When asked how he thinks things will go on March 10th, Klitschko, in his heavy Ukrainian accent, had this to say. "I won't underestimate Austin, but there will be no mercy in the ring."

Klitschko is a busy puncher that throws volumes of shots for a man that stands 6’6" tall and weighs 240 pounds. It could be an easy fight if he fights smart and used his left jab to keep the aggressive Austin off balance. However, Klitscho’s three losses have come by way of stoppage and he has suffered embarrassing knockout defeats and most pundits are not sold on his ability to take a heavyweight punch.

Austin says he’ll be ready for his first grasp at a major title and he openly discredits Klitschko’s last three opponents. "I’m not Calvin Brock," says Austin. "I'm not a 213-pound Chris Byrd, either. I’m a full-grown heavyweight. The last time Klitschko faced a man his weight was against Samuel Peter, who knocked him down three times while giving away five inches in height. Same thing when Lamon Brewster knocked him out."

Austin has the promotional representation of Don King on his side and King has a special affinity for Austin. King is also a product of the mean streets of Cleveland, Ohio and the self-proclaimed "world’s greatest promoter" also spent time behind the same Lorain Correctional Institution bars that Austin would 30 years later. At the press conference to announce the fight, King said that Austin, "Will end Klitschko’s career".

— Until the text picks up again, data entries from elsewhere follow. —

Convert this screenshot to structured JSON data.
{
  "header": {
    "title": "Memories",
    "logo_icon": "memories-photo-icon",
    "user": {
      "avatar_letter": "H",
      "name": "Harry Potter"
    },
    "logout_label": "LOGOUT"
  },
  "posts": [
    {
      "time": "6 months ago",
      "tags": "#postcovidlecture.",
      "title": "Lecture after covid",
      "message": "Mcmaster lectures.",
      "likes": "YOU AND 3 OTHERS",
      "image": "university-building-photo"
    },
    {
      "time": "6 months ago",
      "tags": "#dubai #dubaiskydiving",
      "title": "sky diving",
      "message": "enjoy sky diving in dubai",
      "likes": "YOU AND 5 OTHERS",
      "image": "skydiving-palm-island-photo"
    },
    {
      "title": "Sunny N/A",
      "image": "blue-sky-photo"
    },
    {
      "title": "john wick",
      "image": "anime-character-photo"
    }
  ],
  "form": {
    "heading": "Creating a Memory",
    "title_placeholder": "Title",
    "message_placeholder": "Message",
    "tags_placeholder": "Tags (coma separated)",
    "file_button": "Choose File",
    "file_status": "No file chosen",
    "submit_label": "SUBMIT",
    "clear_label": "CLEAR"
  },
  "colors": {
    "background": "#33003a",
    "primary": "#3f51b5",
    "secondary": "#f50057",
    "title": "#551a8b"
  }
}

Whatever happens when Austin steps into the ring before nearly 14,000 Wladimir Klitschko fans is anyone’s guess. Maybe Ray Austin will throw a punch that comes all the way from the depths of the street corners of East Cleveland, Ohio and from behind the walls of the Lorain Correctional Institution. Maybe Wladimir Klitschko will fall flat at the feet of Ray Austin and a new champ will be crowned. And maybe then the dark clouds of life that Ray Austin has lived under for 36 years will lift – even if for just one day.

"I’m the most underrated heavyweight there is," says Austin. "And I guarantee some rain is going to fall on Klitschko when we fight."


For Ray "The Rainman" Austin, there ain’t no sunshine when he fights.